Wow. Interesting… thank you for your feedback.

Well. To be honest I am not sure. If acrylic is stronger than polycarbonate I would say yes. Anglers have broken my polycarbonate Bill’s by hitting rocks and docks so strength would be my question. I’d have to research that. But I know poly is used by most guys using it for what I am using I for. So has to be a good reason for that.

That’s what I am doing now. But my outsource guy wont do custom shapes. Hence the reason I am here. I honestly dont know what machine he uses to cut my bills… I’ve never askeBill’s. My reasoning for looking into x carve is to do custom shapes and to make sure my supply doesnt run out (guy may retire. Go out of business etc and to cut costs. Just trying to be proactive as I have had several vendors go out of business for a variety of reasons.

I really need to learn how to quote too lol. Thank you guys for the help. If anyone else has experience with cutting polycarbonate with ex carve I’d love to hear your feedback.

Also there was talk about waste. How much waste are we speaking of? I can handle some wastes just thinking it might be negligible?

Polycarbonate is much tougher, particularly with impacts. It is harder to polish, easier to scratch. It is more prone to damage from chemicals.

Except for some ultralight types, airplane windows are almost universally acrylic, primarily because it can be polished so that it is very clear and it is light and strong enough. Some large turbine aircraft have glass windshields for optical clarity, laminated with polycarbonate for toughness (this is how bulletproof glass is made).

Acrylic is much easier (cheaper) to work with, although I’ve not had any trouble cutting .110" poly on my x-carve for aircraft sunvisors. They were used to replace acrylic visors that had a tendency to crack when handled roughly.

with either plastic, high speeds and shallow cuts are the answer, but they cut fine.

I have done some etching in polycarbonate and can tell you it has a tendency to heat up and stick to everything. It sticks to the bit and starts rubbing on the work piece. It sticks to the it’s self and leaves all of these little globs of plastic goo along the etch, which are very hard and time consuming to clean up.
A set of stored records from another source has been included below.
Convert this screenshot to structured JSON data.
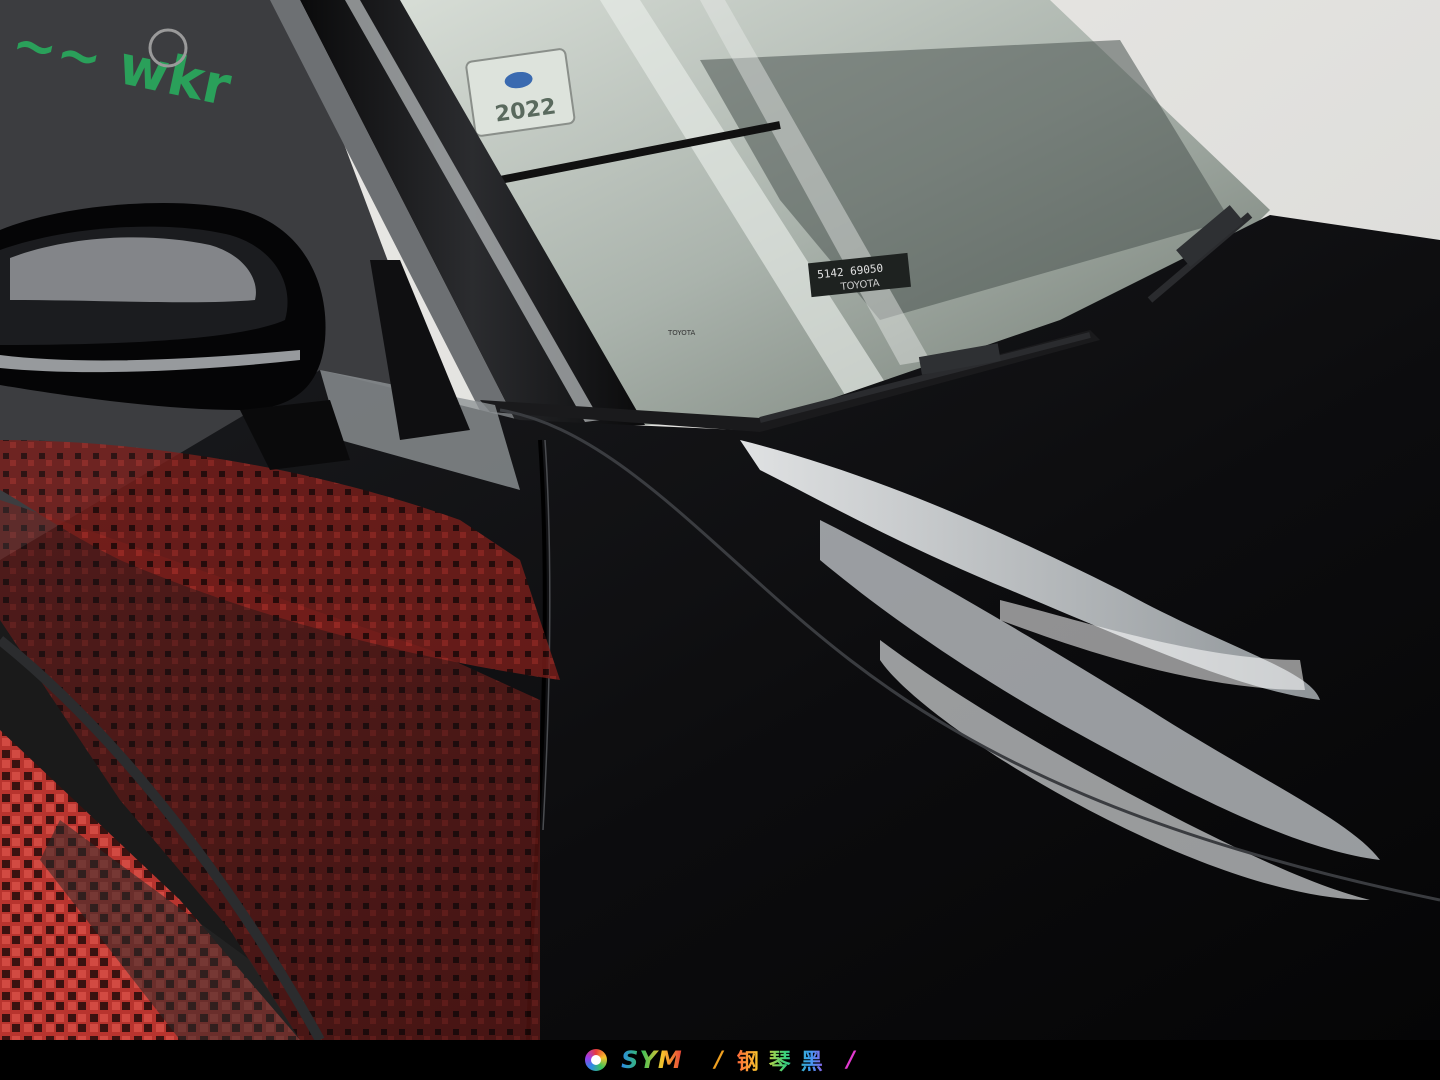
{
  "photo": {
    "subject": "black-car-hood-fender-windshield",
    "windshield_sticker_year": "2022",
    "windshield_sticker_brand": "TOYOTA",
    "windshield_code": "5142 69050",
    "wall_brand": "TOYOTA",
    "colors": {
      "paint": "#050507",
      "reflection": "#d8dde0",
      "mat": "#c23a32",
      "wall": "#e6e6e4",
      "glass": "#b9c2bb"
    }
  },
  "footer": {
    "brand": "SYM",
    "sep_left": "/",
    "tagline": "钢琴黑",
    "sep_right": "/"
  }
}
I even found a big glob built up inside my table saw when I removed the zero clearance insert plate. And I didn’t even cut that much.

I have not done any profile cutting like you are talking about, I have just made some edge light signs, but from what I have experienced so far tells me that acrylic doesn’t melt like the poly does and I would worry that you will spend a lot of time stopping and cleaning plastic goop off of your bits. Someone with more experience may chime in and tell me I need to use different bits and speed up or slow down my feed rates/spindle etc. but I have sworn off of using poly for my signs.

thank you Lance for your feedback… the bills I am having made now I can scratch off any excess “burrs” with my nail pretty easily… I’m not sure how my current guy cuts the polycarbonate… For what I am using it for I’m kinda stuck with using it because of it’s strength over acrylic.

Polycarbonate burns with a laser. It will not cut cleanly like acrylic does. The big fiber lasers can cut it.
I’d use a single flute endmill designed for plastic. Use fast (feed) and shallow passes.

Interesting that several folk have mentioned how easy it is to laser cut acrylic. My 4 watt diode at full power, does little more than leave a line on the top and bottom surfaces. Slow speeds and 10 or more passes does virtually nothing.
Ive changed lenses, adjusted focus above/below and middle, defocussed all to no avail. Acrylic is ⅛”…

I should have been more specific. My laser cutter at home is one of the cheap, ubiquitous Chinese “K40” clones. It has a CO2 tube with a claimed power of 40 watts, although I think that’s probably optimistic. It easily and cleanly cuts .125" acrylic at 15mm/sec with the power at about 60%.

The wavelength of the CO2 laser is about 1060 nm (off the top of my head–I could be wrong) and my understanding is that the acrylic is mostly opaque to that wavelength which is why it cuts so well.

I also use an ultraviolet (ArFl) laser at work which cuts acrylic very cleanly at 193nm (far ultraviolet).

I wouldn’t expect a 4 watt blue diode to do much to clear acrylic, although it should be good for etching paper, wood, and slate.